Site icon Rethinking The Future Awards

OSO CLIMBING GYM By Nick Dean Architect, PLLC

This site was selected based on it’s capacity and location advantages in faciliting the client’s first gym concept, a multi-functional hybrid fitness destination that is convenient for Dallas’s fast-paced central urban population and grows the sport of rock climbing.

Architecture, Construction & Design Awards 2020
Second Award | Sports & Recreation

Project Name: OSO CLIMBING GYM
Studio Name: Nick Dean Architect, PLLC
Design Team: Nick Dean, Andy Edmonson, Andrew Finney, Emmual Olgunda
Area: 32,000 sq.ft.
Year: 2020
Location: Dallas, TX
Consultants: Cody Lambert, Josh Bedre, Chris Sims, Will Buck, Dudley McFarquhar, Madhavi Sonar, Rik Adamski, Doug Barrilleaux, William Walker, Mikee Smythe, Brittainy Fagan, Andrew Knunth, Justin Salas, Paul Robinson,
Photography Credits: Jonas Park, Nick Dean AIA
Other Credits: OSO Climbing Gyms, ML Gray Partnership LLC, GNP, Inc – Sheet Metal, Bolton Glass, Pdl Designs, Vertical Solutions, Dave Riddle Electric Company, LightSpek, Diamond Fitness, Hollman Lockers, Southern Specialties, Dallas Door & Supply Co., JCR Integrated Solution LLC, Home Plumbing Company, Ram Masonry Contractors, Inc., Tackett Concrete, Southwest Construction Services, Dallas Mechanical Group, Pavement Services, LCR Contractors, Wrangler Roofing, Inc., North Texas Fire Systems

©Jonas Park, Nick Dean AIA

The site is situated in an industrial pocket neighborhood bounded on three sides by a winding river strand which was Dallas’s original major river prior to its engineered relocation south of the site in 1928. The building, built in 1968, was part of post-1928 large-scale development projects leading into downtown.. The builing became an anchor in the industrial neighborhood by providing photographic materials to professionals in the area. As a result, the neighborhood is now home to an informal guild of photographers and creative professionals who occupy the surrounding warehouses built successively thereafter. However the building’s urban identity as the ‘groma’ of the neighborhood has nearly been lost though degenerating tenant viability and threating demolitons due to migrating industries and local land consolidation.
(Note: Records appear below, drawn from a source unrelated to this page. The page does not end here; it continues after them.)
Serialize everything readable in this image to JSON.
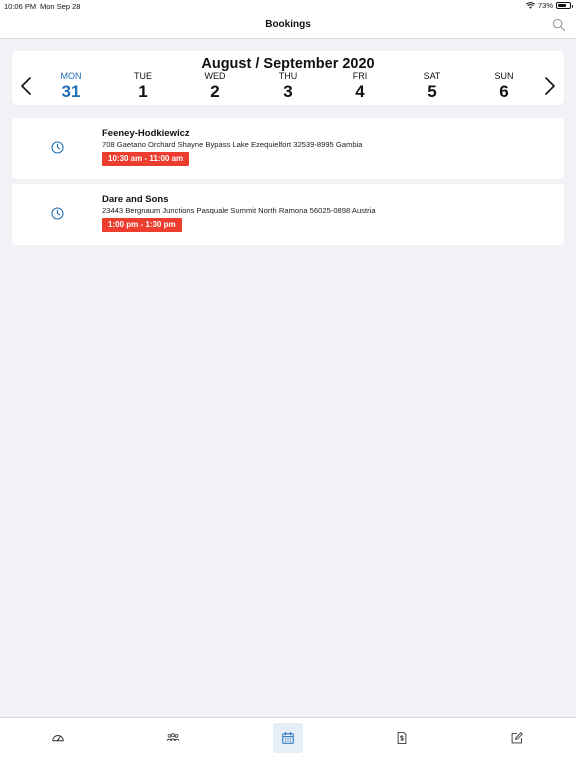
{
  "status_bar": {
    "time": "10:06 PM",
    "date": "Mon Sep 28",
    "battery": "73%",
    "battery_level": 0.73
  },
  "nav": {
    "title": "Bookings",
    "search_icon": "search-icon"
  },
  "calendar": {
    "title": "August / September 2020",
    "prev_icon": "chevron-left-icon",
    "next_icon": "chevron-right-icon",
    "days": [
      {
        "name": "MON",
        "number": "31",
        "selected": true
      },
      {
        "name": "TUE",
        "number": "1",
        "selected": false
      },
      {
        "name": "WED",
        "number": "2",
        "selected": false
      },
      {
        "name": "THU",
        "number": "3",
        "selected": false
      },
      {
        "name": "FRI",
        "number": "4",
        "selected": false
      },
      {
        "name": "SAT",
        "number": "5",
        "selected": false
      },
      {
        "name": "SUN",
        "number": "6",
        "selected": false
      }
    ]
  },
  "bookings": [
    {
      "name": "Feeney-Hodkiewicz",
      "address": "708 Gaetano Orchard Shayne Bypass Lake Ezequielfort 32539-8995 Gambia",
      "time": "10:30 am - 11:00 am",
      "icon": "clock-icon"
    },
    {
      "name": "Dare and Sons",
      "address": "23443 Bergnaum Junctions Pasquale Summit North Ramona 56025-0898 Austria",
      "time": "1:00 pm - 1:30 pm",
      "icon": "clock-icon"
    }
  ],
  "colors": {
    "accent": "#1e6fb5",
    "badge": "#ec3d2f",
    "background": "#f2f2f6"
  },
  "tabs": [
    {
      "icon": "dashboard-gauge-icon",
      "active": false
    },
    {
      "icon": "people-group-icon",
      "active": false
    },
    {
      "icon": "calendar-icon",
      "active": true
    },
    {
      "icon": "invoice-dollar-icon",
      "active": false
    },
    {
      "icon": "edit-note-icon",
      "active": false
    }
  ]
}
©Jonas Park, Nick Dean AIA

Reconciling the nuances of climbing fan and urban professional demographics provides opportunity to reestablish this site as a catalyzer of local culture admist the changing uses of this industrial area.

©Jonas Park, Nick Dean AIA

REALISATION:

A simple warehouse that fulfills it’s spatial interior and creating a structure in scale with it’s surroundings. The building’s underlying concept is a single ring like space around an inner existing core. The façade is a line of glass and metal ontop the existing masonry perimeter that provides a light and spacious inner zone complete with open climbing areas, reception and fitness areas. The exterior reachs out beyond the volume of the existing masonry to the river strand at the rear of the property providing both a transparency to the users for sky views during their climbs and user’s visible and existential connection with the site’s past in the river to the rear and it’s present in the industrial street to the front.